Readers of my newspaper and my social media friends know that Tuesday, July 11, 2023, a severe thunderstorm struck the town where I live, Byng, Oklahoma.
I don’t know if the storm was straight-line winds or a tornado, but it made a lot of noise, and did a fair amount of tree damage.
Fortunately, only a small number of structures suffered any damage. The house where I live, for instance, lost just one siding panel, which I nailed back up with no trouble at all.
Power lines across the street were taken to the ground by falling trees, and the power was off for 13 hours as a result.

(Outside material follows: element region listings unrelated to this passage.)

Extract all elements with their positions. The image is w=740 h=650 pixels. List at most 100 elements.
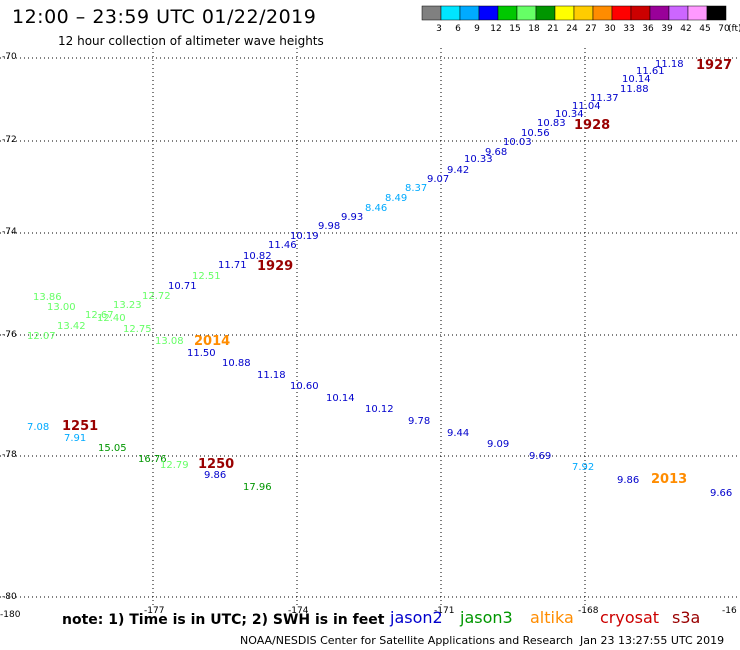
scale-tick-label: 12 (490, 24, 501, 34)
wave-height-label: 11.18 (655, 59, 684, 70)
wave-height-label: 10.82 (243, 251, 272, 262)
wave-height-label: 17.96 (243, 482, 272, 493)
wave-height-label: 8.49 (385, 193, 407, 204)
time-label: 1928 (574, 118, 610, 133)
latitude-label: -70 (2, 52, 17, 62)
timestamp-text: Jan 23 13:27:55 UTC 2019 (580, 634, 725, 647)
scale-tick-label: 21 (547, 24, 558, 34)
wave-height-label: 13.08 (155, 336, 184, 347)
wave-height-label: 7.91 (64, 433, 86, 444)
latitude-label: -76 (2, 330, 17, 340)
wave-height-label: 12.79 (160, 460, 189, 471)
wave-height-label: 9.42 (447, 165, 469, 176)
wave-height-label: 13.86 (33, 292, 62, 303)
scale-swatch (421, 5, 442, 21)
wave-height-label: 11.88 (620, 84, 649, 95)
scale-tick-label: 15 (509, 24, 520, 34)
credit-text: NOAA/NESDIS Center for Satellite Applica… (240, 634, 574, 647)
time-label: 2013 (651, 472, 687, 487)
scale-tick-label: 36 (642, 24, 654, 34)
latitude-label: -80 (2, 592, 17, 602)
wave-height-label: 10.71 (168, 281, 197, 292)
wave-height-label: 11.71 (218, 260, 247, 271)
scale-tick-label: 39 (661, 24, 673, 34)
wave-height-label: 9.78 (408, 416, 430, 427)
wave-height-label: 10.14 (326, 393, 355, 404)
scale-swatch (649, 5, 670, 21)
wave-height-label: 11.46 (268, 240, 297, 251)
scale-swatch (611, 5, 632, 21)
wave-height-label: 10.33 (464, 154, 493, 165)
satellite-legend-s3a: s3a (672, 608, 701, 627)
wave-height-label: 10.03 (503, 137, 532, 148)
wave-height-label: 13.42 (57, 321, 86, 332)
wave-height-label: 10.60 (290, 381, 319, 392)
wave-height-label: 16.76 (138, 454, 167, 465)
wave-height-label: 10.88 (222, 358, 251, 369)
scale-swatch (478, 5, 499, 21)
wave-height-label: 11.61 (636, 66, 665, 77)
wave-height-label: 9.98 (318, 221, 340, 232)
wave-height-label: 11.50 (187, 348, 216, 359)
scale-tick-label: 30 (604, 24, 616, 34)
longitude-label: -177 (144, 606, 165, 616)
latitude-label: -74 (2, 227, 17, 237)
wave-height-label: 8.46 (365, 203, 387, 214)
wave-height-label: 10.83 (537, 118, 566, 129)
scale-tick-label: 24 (566, 24, 578, 34)
scale-tick-label: 6 (455, 24, 461, 34)
wave-height-label: 10.34 (555, 109, 584, 120)
scale-tick-label: 27 (585, 24, 596, 34)
scale-swatch (440, 5, 461, 21)
wave-height-label: 12.72 (142, 291, 171, 302)
satellite-legend-jason3: jason3 (460, 608, 513, 627)
longitude-label: -174 (288, 606, 309, 616)
scale-tick-label: 33 (623, 24, 634, 34)
page-subtitle: 12 hour collection of altimeter wave hei… (58, 34, 324, 48)
scale-swatch (516, 5, 537, 21)
wave-height-label: 11.04 (572, 101, 601, 112)
wave-height-label: 10.14 (622, 74, 651, 85)
satellite-legend-altika: altika (530, 608, 574, 627)
wave-height-label: 11.18 (257, 370, 286, 381)
scale-swatch (554, 5, 575, 21)
scale-swatch (535, 5, 556, 21)
wave-height-label: 12.75 (123, 324, 152, 335)
time-label: 1929 (257, 259, 293, 274)
satellite-legend-jason2: jason2 (390, 608, 443, 627)
wave-height-label: 12.67 (85, 310, 114, 321)
scale-swatch (497, 5, 518, 21)
wave-height-label: 9.66 (710, 488, 732, 499)
wave-height-label: 10.12 (365, 404, 394, 415)
wave-height-label: 9.86 (204, 470, 226, 481)
wave-height-observations: 11.1810.1411.6111.8811.3711.0410.3410.83… (27, 59, 732, 499)
wave-height-label: 7.92 (572, 462, 594, 473)
wave-height-label: 9.44 (447, 428, 469, 439)
scale-tick-label: 70 (718, 24, 730, 34)
wave-height-label: 8.37 (405, 183, 427, 194)
latitude-label: -78 (2, 450, 17, 460)
wave-height-label: 12.40 (97, 313, 126, 324)
wave-height-label: 12.07 (27, 331, 56, 342)
wave-height-label: 9.68 (485, 147, 507, 158)
wave-height-label: 9.86 (617, 475, 639, 486)
time-labels: 1927 1928 1929 2014 1251 1250 2013 (62, 58, 732, 487)
scale-tick-label: 18 (528, 24, 540, 34)
scale-swatch (592, 5, 613, 21)
wave-height-label: 10.19 (290, 231, 319, 242)
footer-note: note: 1) Time is in UTC; 2) SWH is in fe… (62, 612, 385, 628)
wave-height-label: 13.23 (113, 300, 142, 311)
scale-swatch (630, 5, 651, 21)
wave-height-label: 7.08 (27, 422, 49, 433)
time-label: 2014 (194, 334, 230, 349)
longitude-label: -171 (434, 606, 455, 616)
latitude-label: -72 (2, 135, 17, 145)
scale-tick-label: 45 (699, 24, 710, 34)
scale-swatch (573, 5, 594, 21)
scale-swatch (668, 5, 689, 21)
time-label: 1250 (198, 457, 234, 472)
scale-tick-label: 42 (680, 24, 691, 34)
wave-height-label: 9.93 (341, 212, 363, 223)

The trees – mine and most of my neighbors’ – got pretty roughed up. Two maple trees along my 100-yard driveway, for example, dropped large branches onto my driveway, such that while I was trying to figure out how to clear them out of the way so I could use the driveway, my next-door neighbor Mike showed up with his tractor, attached a chain to the branches, and pulled them into the pasture, out of the way.
Those weren’t the only trees of mine that shed limbs or need further pruning, but it allowed me to get the cars out of the driveway without any off-road excursions.
The last couple of day, I’ve use my six-inch, battery-operated chain saw to dice up some of the branches into manageable sections, allowing me to drag them to the brush pile.
Marry this for a minute with the fact that our guest at Ada Sunrise Rotary Friday was Briana Coureur, who talked to us about paths to health and fitness. I told her that this activity, dragging branches across a pasture on a summer evening, was a legitimate workout, and she agreed.
I still have a way to go. My most-damaged tree is the giant black walnut on the north side of the house. One entire main branch blew down, though only mostly, since it is still hanging on by a sliver of bark. Other parts of this 125-year-old tree are damaged too. My plan is to clear out all I can by hand, then re-assess.